It should be noted that if the series inductance L is removed S2 Switching transistor M on the lower layer 4 The gate width of the upper layer switching transistor M is adjusted to 8 μ M 5 When the gate width of (2) is adjusted to 16 μm, the input impedance variation of the circuit in the on/off state can also be reduced. However, since the lower layer switching transistor M 4 And an upper switching transistor M 5 The gate widths become smaller and their corresponding resistance values become correspondingly larger, which reduces the isolation of the circuit in the off-state. Also, the series inductance L is removed S2 The gain of the circuit in the conducting state is reduced, and the on/off isolation of the circuit is further reduced.
Fig. 3 is a simulation result of the maximum achievable gain and on/off isolation of the conventional and modified stacked common-gate switching circuits. Compared with the traditional stacked common-gate switch circuit, the series inductance L is used S2 The maximum achievable gain of the improved stacked common-gate switching circuit 2 is improved; moreover, due to the series inductance L S2 Lower layer switching transistor M 4 And an upper switching transistor M 5 The combined use of the two-stage switching circuit improves the on/off isolation of the improved stacked common-gate switching circuit by 24.6dB.

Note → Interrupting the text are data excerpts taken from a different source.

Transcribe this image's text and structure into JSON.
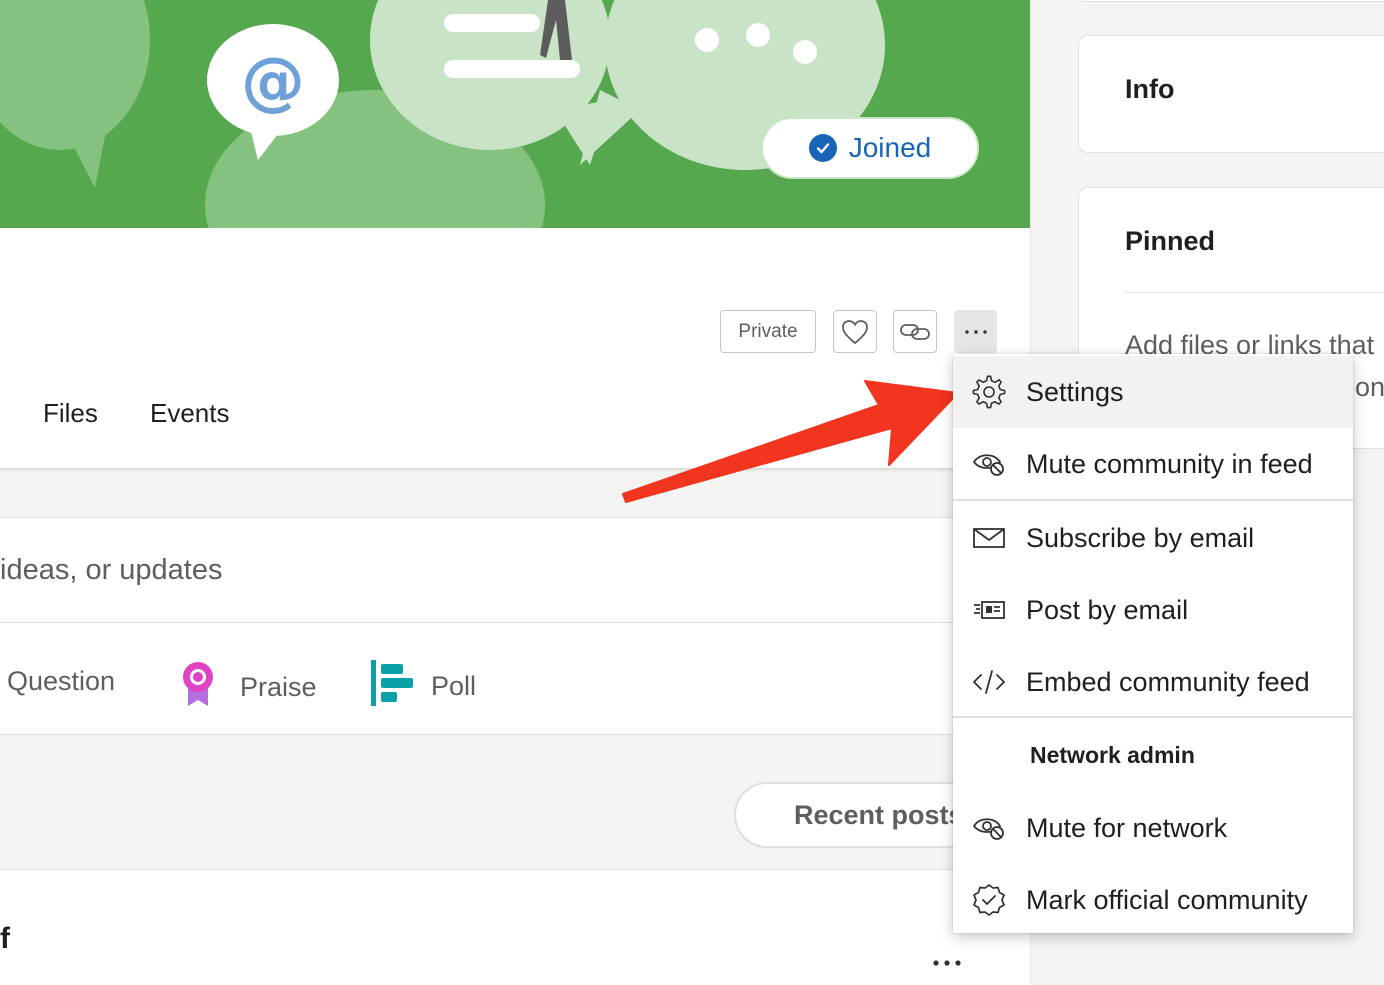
{
  "banner": {
    "joined_label": "Joined"
  },
  "header": {
    "privacy_label": "Private",
    "tabs": [
      "Files",
      "Events"
    ]
  },
  "composer": {
    "placeholder": "ideas, or updates",
    "post_types": [
      {
        "label": "Question",
        "icon": "question-icon"
      },
      {
        "label": "Praise",
        "icon": "praise-ribbon-icon"
      },
      {
        "label": "Poll",
        "icon": "poll-icon"
      }
    ]
  },
  "feed": {
    "sort_label": "Recent posts",
    "post_author_fragment": "f",
    "post_more": "..."
  },
  "sidebar": {
    "info_title": "Info",
    "pinned_title": "Pinned",
    "pinned_text": "Add files or links that",
    "pinned_text_2": "on"
  },
  "menu": {
    "items": [
      {
        "label": "Settings",
        "icon": "gear-icon"
      },
      {
        "label": "Mute community in feed",
        "icon": "mute-eye-icon"
      },
      {
        "label": "Subscribe by email",
        "icon": "envelope-icon"
      },
      {
        "label": "Post by email",
        "icon": "post-email-icon"
      },
      {
        "label": "Embed community feed",
        "icon": "code-icon"
      }
    ],
    "section_header": "Network admin",
    "admin_items": [
      {
        "label": "Mute for network",
        "icon": "mute-eye-icon"
      },
      {
        "label": "Mark official community",
        "icon": "verified-badge-icon"
      }
    ]
  },
  "colors": {
    "banner_green": "#56a84f",
    "accent_blue": "#1764b8",
    "arrow_red": "#f2351f",
    "praise_pink": "#e043c4",
    "poll_teal": "#0aa2a8"
  }
}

Fig. 4 is a test result of the gain of the present invention in the on/off state. As can be seen, the working frequency band of the circuit is 20-30 GHz, the gain of the circuit in the on state is 18.4dB, the isolation degree of the circuit in the off state is-27.3 dB, and the on/off isolation degree of the circuit reaches 45.7dB.
Fig. 5 is a test result of input-output return loss of the present invention in the on/off state. As can be seen, the input return loss (| S) of the circuit in the on/off state 11 And |) has small change, thereby realizing good and stable input matching and being beneficial to ensuring the stability of a signal source in an OOK system.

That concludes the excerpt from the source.